Trump made conflicting comments regarding his plans for unauthorized immigrants throughout his campaign, but after his election victory in November told CBS News that he plans to focus on deporting undocumented criminals first, and then decide what to do about the others.

"What we are going to do is get the people that are criminal and have criminal records, gang members, drug dealers, we have a lot of these people, probably two million, it could be even three million, we are getting them out of our country or we are going to incarcerate," Trump said at the time.

"After the border is secured and after everything gets normalized, we're going to make a determination on the people that you're talking about who are terrific people, they're terrific people but we are gonna make a determination at that," he said, referring to unauthorized immigrants who have not committed crimes.

Rodriguez, who leads a coalition of about 40,000 U.S. churches, revealed in the interview that he has personally asked Trump to explain to him what his plans are for illegal immigrants. He asked Trump directly in a phone call:

"Will you deport 12 million? The answer is explicitly no."

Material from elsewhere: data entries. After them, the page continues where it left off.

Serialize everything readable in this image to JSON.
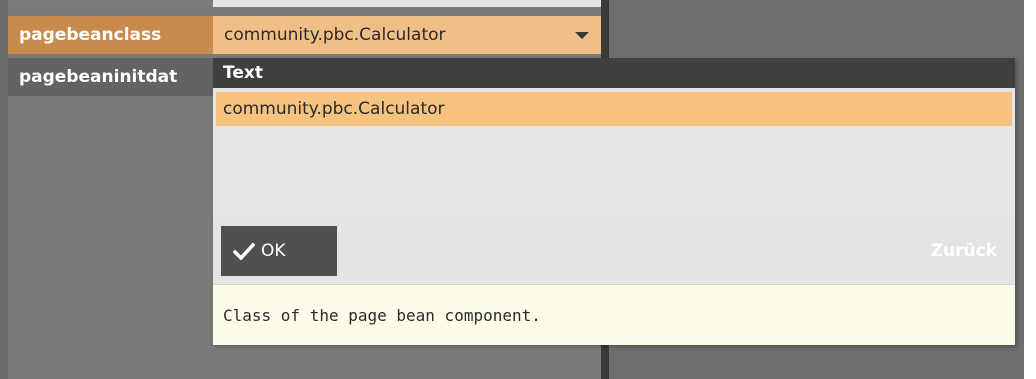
{
  "properties": [
    {
      "name": "pagebeanclass",
      "selected": true
    },
    {
      "name": "pagebeaninitdat",
      "selected": false
    }
  ],
  "value_editor": {
    "current_value": "community.pbc.Calculator"
  },
  "popup": {
    "header": "Text",
    "options": [
      {
        "label": "community.pbc.Calculator",
        "selected": true
      }
    ],
    "ok_label": "OK",
    "back_label": "Zurück",
    "description": "Class of the page bean component."
  },
  "icons": {
    "ok": "checkmark-icon",
    "dropdown": "chevron-down-icon"
  },
  "colors": {
    "accent_selected": "#c98a4e",
    "value_bg": "#f1bf86",
    "row_selected": "#f6c27f",
    "header_bg": "#3f3f3f",
    "description_bg": "#fcfce9"
  }
}
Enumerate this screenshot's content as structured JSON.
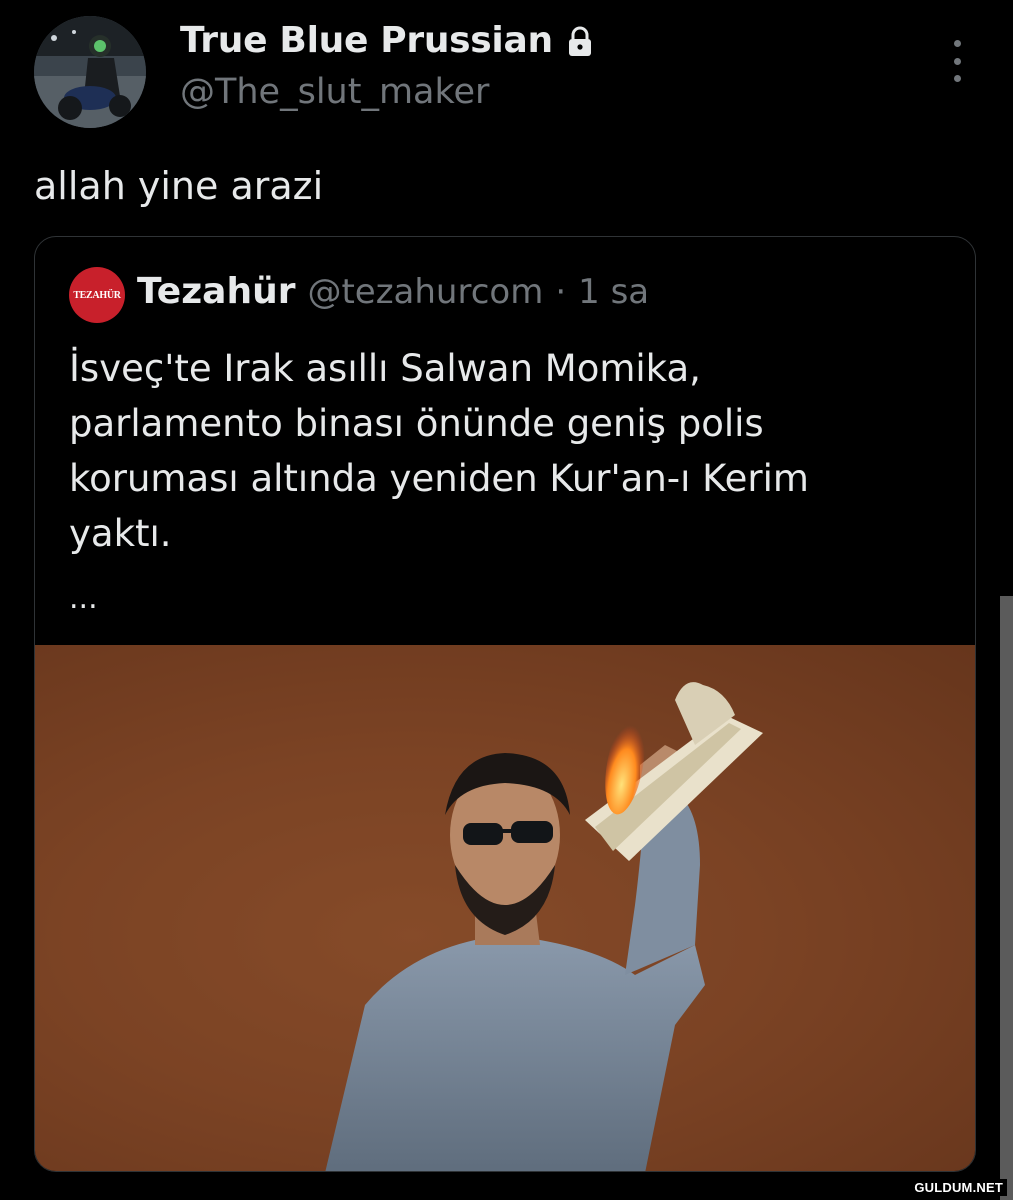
{
  "author": {
    "display_name": "True Blue Prussian",
    "handle": "@The_slut_maker",
    "lock_icon": "lock-icon",
    "avatar_icon": "avatar-photo"
  },
  "more_icon": "more-vertical-icon",
  "tweet": {
    "text": "allah yine arazi"
  },
  "quoted": {
    "logo_text": "TEZAHÜR",
    "name": "Tezahür",
    "handle": "@tezahurcom",
    "separator": "·",
    "time": "1 sa",
    "body_lines": [
      "İsveç'te Irak asıllı Salwan Momika,",
      "parlamento binası önünde geniş polis",
      "koruması altında yeniden Kur'an-ı Kerim",
      "yaktı."
    ],
    "ellipsis": "...",
    "media": "photo"
  },
  "watermark": "GULDUM.NET",
  "colors": {
    "background": "#000000",
    "text_primary": "#e7e9ea",
    "text_secondary": "#71767b",
    "border": "#2f3336",
    "logo_red": "#c8202b"
  }
}
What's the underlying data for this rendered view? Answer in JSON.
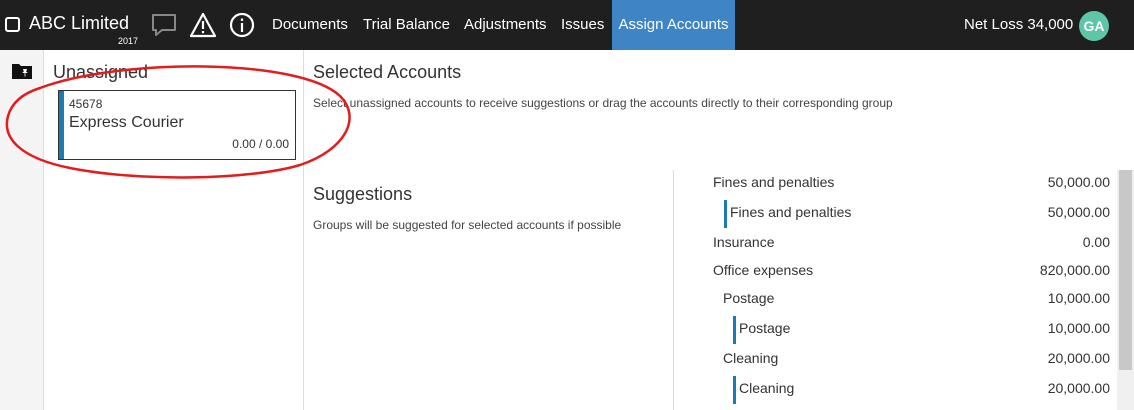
{
  "header": {
    "company": "ABC Limited",
    "year": "2017",
    "icons": [
      "chat-icon",
      "warning-icon",
      "info-icon"
    ],
    "nav": [
      {
        "label": "Documents",
        "active": false
      },
      {
        "label": "Trial Balance",
        "active": false
      },
      {
        "label": "Adjustments",
        "active": false
      },
      {
        "label": "Issues",
        "active": false
      },
      {
        "label": "Assign Accounts",
        "active": true
      }
    ],
    "net_loss": "Net Loss 34,000",
    "avatar_initials": "GA"
  },
  "rail": {
    "icon": "folder-pin-icon"
  },
  "unassigned": {
    "title": "Unassigned",
    "card": {
      "number": "45678",
      "name": "Express Courier",
      "balance": "0.00 / 0.00"
    }
  },
  "selected": {
    "title": "Selected Accounts",
    "hint": "Select unassigned accounts to receive suggestions or drag the accounts directly to their corresponding group"
  },
  "suggestions": {
    "title": "Suggestions",
    "hint": "Groups will be suggested for selected accounts if possible"
  },
  "groups": [
    {
      "name": "Fines and penalties",
      "value": "50,000.00",
      "level": 0
    },
    {
      "name": "Fines and penalties",
      "value": "50,000.00",
      "level": 1
    },
    {
      "name": "Insurance",
      "value": "0.00",
      "level": 0
    },
    {
      "name": "Office expenses",
      "value": "820,000.00",
      "level": 0
    },
    {
      "name": "Postage",
      "value": "10,000.00",
      "level": 2
    },
    {
      "name": "Postage",
      "value": "10,000.00",
      "level": 3
    },
    {
      "name": "Cleaning",
      "value": "20,000.00",
      "level": 2
    },
    {
      "name": "Cleaning",
      "value": "20,000.00",
      "level": 3
    }
  ],
  "colors": {
    "topbar": "#1f1f1f",
    "active_tab": "#3f84c4",
    "accent_bar": "#1b7bb1",
    "avatar": "#5cc6a6",
    "annotation": "#e11d1d"
  }
}
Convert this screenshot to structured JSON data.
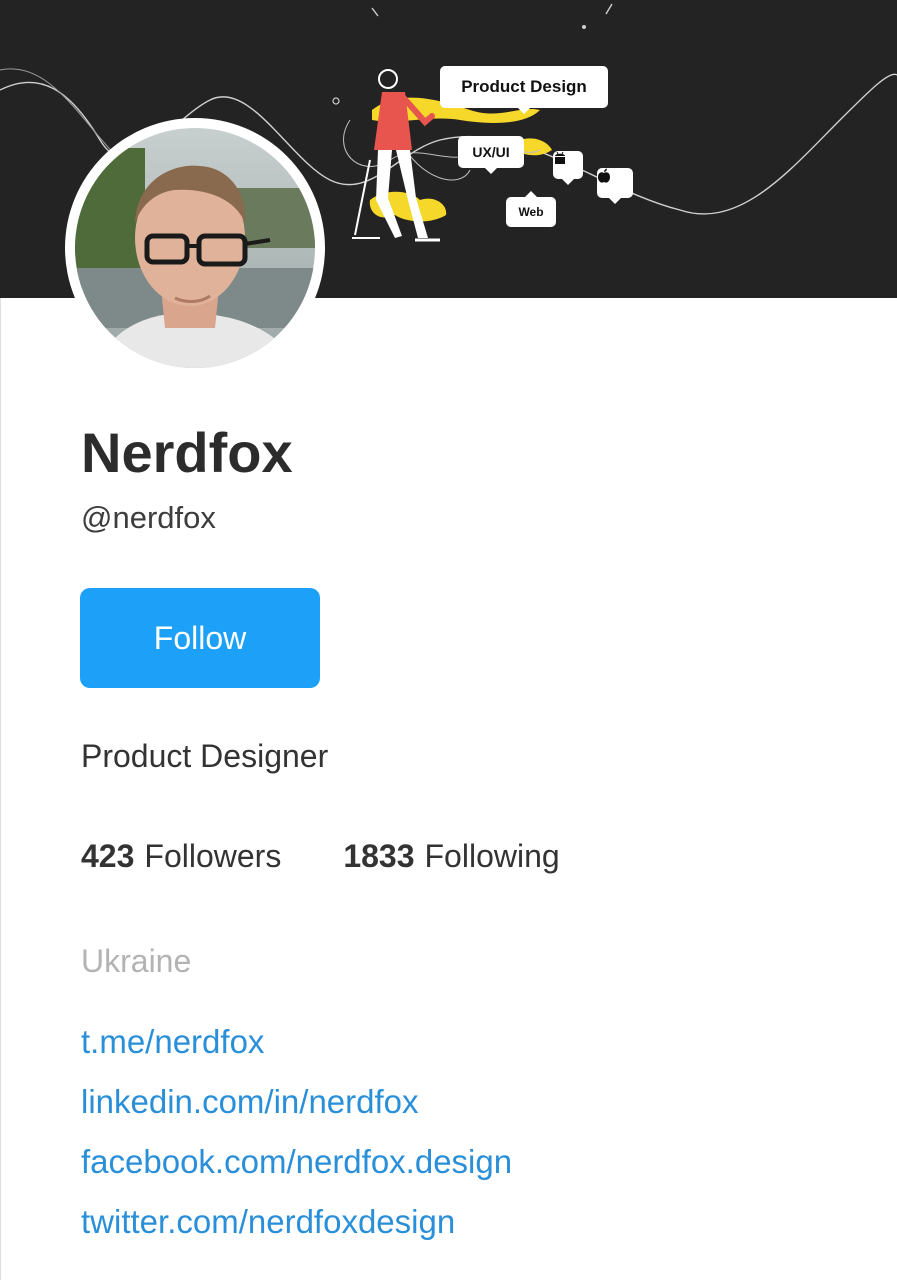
{
  "cover": {
    "tags": {
      "product_design": "Product Design",
      "ux_ui": "UX/UI",
      "web": "Web"
    },
    "icons": [
      "android-icon",
      "apple-icon"
    ],
    "accent_yellow": "#f5d82a",
    "accent_red": "#e8554e",
    "background": "#232323"
  },
  "profile": {
    "name": "Nerdfox",
    "handle": "@nerdfox",
    "bio": "Product Designer",
    "location": "Ukraine"
  },
  "actions": {
    "follow_label": "Follow",
    "button_color": "#1da1f8"
  },
  "stats": {
    "followers_count": "423",
    "followers_label": "Followers",
    "following_count": "1833",
    "following_label": "Following"
  },
  "links": [
    "t.me/nerdfox",
    "linkedin.com/in/nerdfox",
    "facebook.com/nerdfox.design",
    "twitter.com/nerdfoxdesign"
  ],
  "link_color": "#2a8fd9"
}
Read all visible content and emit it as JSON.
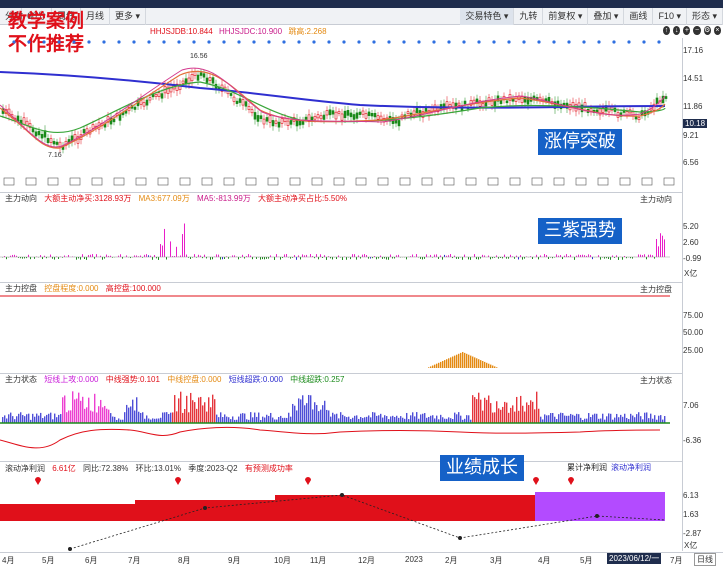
{
  "toolbar": {
    "items": [
      "分时",
      "60分",
      "周线",
      "月线",
      "更多 ▾"
    ],
    "right_items": [
      "交易特色 ▾",
      "九转",
      "前复权 ▾",
      "叠加 ▾",
      "画线",
      "F10 ▾",
      "形态 ▾"
    ]
  },
  "watermark": {
    "line1": "教学案例",
    "line2": "不作推荐"
  },
  "info": {
    "hhjsjdb": "HHJSJDB:10.844",
    "hhjsjdc": "HHJSJDC:10.900",
    "jump": "跳高:2.268"
  },
  "price_axis": [
    "17.16",
    "14.51",
    "11.86",
    "10.18",
    "9.21",
    "6.56"
  ],
  "price_labels": {
    "high": "16.56",
    "low": "7.16"
  },
  "overlays": {
    "breakout": "涨停突破",
    "purple": "三紫强势",
    "growth": "业绩成长"
  },
  "panel1": {
    "name": "主力动向",
    "big": "大额主动净买:3128.93万",
    "ma3": "MA3:677.09万",
    "ma5": "MA5:-813.99万",
    "ratio": "大额主动净买占比:5.50%",
    "right_label": "主力动向",
    "axis": [
      "5.20",
      "2.60",
      "-0.99"
    ],
    "unit": "X亿"
  },
  "panel2": {
    "name": "主力控盘",
    "degree": "控盘程度:0.000",
    "high": "高控盘:100.000",
    "right_label": "主力控盘",
    "axis": [
      "75.00",
      "50.00",
      "25.00"
    ]
  },
  "panel3": {
    "name": "主力状态",
    "short_up": "短线上攻:0.000",
    "mid_strong": "中线强势:0.101",
    "mid_ctrl": "中线控盘:0.000",
    "short_over": "短线超跌:0.000",
    "mid_over": "中线超跌:0.257",
    "right_label": "主力状态",
    "axis": [
      "7.06",
      "-6.36"
    ]
  },
  "panel4": {
    "name": "滚动净利润",
    "value": "6.61亿",
    "yoy": "同比:72.38%",
    "qoq": "环比:13.01%",
    "season": "季度:2023-Q2",
    "forecast": "有预测成功率",
    "legend1": "累计净利润",
    "legend2": "滚动净利润",
    "axis": [
      "6.13",
      "1.63",
      "-2.87"
    ],
    "unit": "X亿"
  },
  "xaxis": [
    "4月",
    "5月",
    "6月",
    "7月",
    "8月",
    "9月",
    "10月",
    "11月",
    "12月",
    "2023",
    "2月",
    "3月",
    "4月",
    "5月",
    "2023/06/12/一",
    "7月",
    "日线"
  ],
  "colors": {
    "accent": "#1561c7",
    "red": "#e0101a",
    "purple": "#b34bff"
  }
}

He said that he trusts that Trump really is planning on focusing on felons, rather than on the 700,000 or so children who were brought illegally to the U.S. by their parents, and are seeking a way toward legalization.

"I believe he's committed to deporting people involved in nefarious activity. But I believe he's likewise committed to finding a pathway to legalization to the rest," the National Hispanic Christian Leadership Conference president said.

Rodriguez urged Republicans, now that they have control of the White House and Congress, to move away from the harmful rhetoric of the past.

"Don't blow it. If you actually dare act out the rhetoric of the campaign, it's political suicide. What you say is one thing, but what you do, by your fruit you shall be known. Let's see what happens. I'm open to being surprised," he said.